A Comparative Study on Unsupervised Anomaly Detection for Time Series: Experiments and Analysis

Yan Zhao , Liwei Deng , Xuanhao Chen , Chenjuan Guo , Bin Yang , Tung Kieu , Feiteng Huang , Torben Bach Pedersen , Kai Zheng , Christian S. Jensen

分类：机器学习 | 人工智能

2022-09-10

社会过程的持续数字化转化为时间序列数据的扩散，这些数据涵盖了诸如欺诈检测，入侵检测和能量管理等应用，在这种应用程序中，异常检测通常对于启用可靠性和安全性至关重要。许多最近的研究针对时间序列数据的异常检测。实际上，时间序列异常检测的特征是不同的数据，方法和评估策略，现有研究中的比较仅考虑了这种多样性的一部分，这使得很难为特定问题设置选择最佳方法。为了解决这一缺点，我们介绍了有关数据，方法和评估策略的分类法，并使用分类法提供了无监督时间序列检测的全面概述，并系统地评估和比较了最先进的传统以及深度学习技术。在使用九个公开可用数据集的实证研究中，我们将最常用的性能评估指标应用于公平实施标准下的典型方法。根据分类法提供的结构化，我们报告了经验研究，并以比较表的形式提供指南，以选择最适合特定应用程序设置的方法。最后，我们为这个动态领域提出了研究方向。

translated by 谷歌翻译

Graph Neural Networks for Low-Energy Event Classification & Reconstruction in IceCube

R. Abbasi , M. Ackermann , J. Adams , N. Aggarwal , J. A. Aguilar , M. Ahlers , M. Ahrens , J. M. Alameddine , A. A. Alves Jr. , N. M. Amin

分类：机器学习

2022-09-07

ICECUBE是一种用于检测1 GEV和1 PEV之间大气和天体中微子的光学传感器的立方公斤阵列，该阵列已部署1.45 km至2.45 km的南极的冰盖表面以下1.45 km至2.45 km。来自ICE探测器的事件的分类和重建在ICeCube数据分析中起着核心作用。重建和分类事件是一个挑战，这是由于探测器的几何形状，不均匀的散射和冰中光的吸收，并且低于100 GEV的光，每个事件产生的信号光子数量相对较少。为了应对这一挑战，可以将ICECUBE事件表示为点云图形，并将图形神经网络（GNN）作为分类和重建方法。 GNN能够将中微子事件与宇宙射线背景区分开，对不同的中微子事件类型进行分类，并重建沉积的能量，方向和相互作用顶点。基于仿真，我们提供了1-100 GEV能量范围的比较与当前ICECUBE分析中使用的当前最新最大似然技术，包括已知系统不确定性的影响。
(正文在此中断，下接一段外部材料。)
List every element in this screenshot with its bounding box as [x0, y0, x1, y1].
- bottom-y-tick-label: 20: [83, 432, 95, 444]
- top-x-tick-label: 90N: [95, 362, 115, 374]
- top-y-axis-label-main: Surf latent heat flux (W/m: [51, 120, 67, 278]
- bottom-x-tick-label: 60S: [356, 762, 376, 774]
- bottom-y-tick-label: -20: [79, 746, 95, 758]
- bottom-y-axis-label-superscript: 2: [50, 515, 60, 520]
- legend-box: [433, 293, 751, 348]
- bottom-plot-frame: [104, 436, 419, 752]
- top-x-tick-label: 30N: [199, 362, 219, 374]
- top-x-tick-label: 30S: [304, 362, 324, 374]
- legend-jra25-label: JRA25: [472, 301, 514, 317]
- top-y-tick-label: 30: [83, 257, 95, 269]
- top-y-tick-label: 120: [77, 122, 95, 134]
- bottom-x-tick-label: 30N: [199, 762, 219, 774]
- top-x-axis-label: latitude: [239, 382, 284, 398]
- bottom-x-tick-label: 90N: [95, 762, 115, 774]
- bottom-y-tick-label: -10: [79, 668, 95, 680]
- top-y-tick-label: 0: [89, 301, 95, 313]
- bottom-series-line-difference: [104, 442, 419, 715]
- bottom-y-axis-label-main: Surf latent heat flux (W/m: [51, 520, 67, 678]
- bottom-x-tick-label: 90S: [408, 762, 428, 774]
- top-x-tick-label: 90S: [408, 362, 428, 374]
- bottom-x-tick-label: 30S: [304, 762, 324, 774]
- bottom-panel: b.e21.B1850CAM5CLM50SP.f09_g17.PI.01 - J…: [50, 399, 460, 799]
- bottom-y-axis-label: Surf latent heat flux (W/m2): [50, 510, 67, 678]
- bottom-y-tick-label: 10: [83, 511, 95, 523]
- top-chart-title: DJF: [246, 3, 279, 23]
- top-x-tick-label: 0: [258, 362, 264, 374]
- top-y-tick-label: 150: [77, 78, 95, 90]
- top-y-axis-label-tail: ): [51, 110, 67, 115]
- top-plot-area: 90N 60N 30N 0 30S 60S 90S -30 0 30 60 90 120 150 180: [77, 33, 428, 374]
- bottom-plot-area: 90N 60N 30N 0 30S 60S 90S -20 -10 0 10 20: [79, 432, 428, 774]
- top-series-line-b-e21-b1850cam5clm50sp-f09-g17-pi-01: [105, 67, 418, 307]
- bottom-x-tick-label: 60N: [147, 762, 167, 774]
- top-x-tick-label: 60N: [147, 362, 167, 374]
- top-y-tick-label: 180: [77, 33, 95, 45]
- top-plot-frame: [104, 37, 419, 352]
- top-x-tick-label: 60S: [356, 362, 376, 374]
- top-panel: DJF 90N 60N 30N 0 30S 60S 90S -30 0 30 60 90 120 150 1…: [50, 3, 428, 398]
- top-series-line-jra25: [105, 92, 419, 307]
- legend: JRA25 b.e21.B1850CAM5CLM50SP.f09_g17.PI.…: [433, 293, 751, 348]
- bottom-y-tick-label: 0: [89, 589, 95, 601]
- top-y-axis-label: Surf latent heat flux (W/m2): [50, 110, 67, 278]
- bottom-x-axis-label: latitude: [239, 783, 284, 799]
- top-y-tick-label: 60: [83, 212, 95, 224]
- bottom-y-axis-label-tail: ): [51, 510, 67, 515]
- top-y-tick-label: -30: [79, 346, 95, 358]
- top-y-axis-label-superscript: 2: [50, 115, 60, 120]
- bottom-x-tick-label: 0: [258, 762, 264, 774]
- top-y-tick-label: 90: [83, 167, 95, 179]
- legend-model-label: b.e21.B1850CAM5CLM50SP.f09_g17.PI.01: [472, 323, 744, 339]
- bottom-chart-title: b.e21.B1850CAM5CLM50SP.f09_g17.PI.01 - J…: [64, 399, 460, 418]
对于中微子事件分类，与当前的IceCube方法相比，GNN以固定的假阳性速率（FPR）提高了信号效率的18％。另外，GNN在固定信号效率下将FPR的降低超过8（低于半百分比）。对于能源，方向和相互作用顶点的重建，与当前最大似然技术相比，分辨率平均提高了13％-20％。当在GPU上运行时，GNN能够以几乎是2.7 kHz的中位数ICECUBE触发速率的速率处理ICECUBE事件，这打开了在在线搜索瞬态事件中使用低能量中微子的可能性。

translated by 谷歌翻译

The Metaverse Data Deluge: What Can We Do About It?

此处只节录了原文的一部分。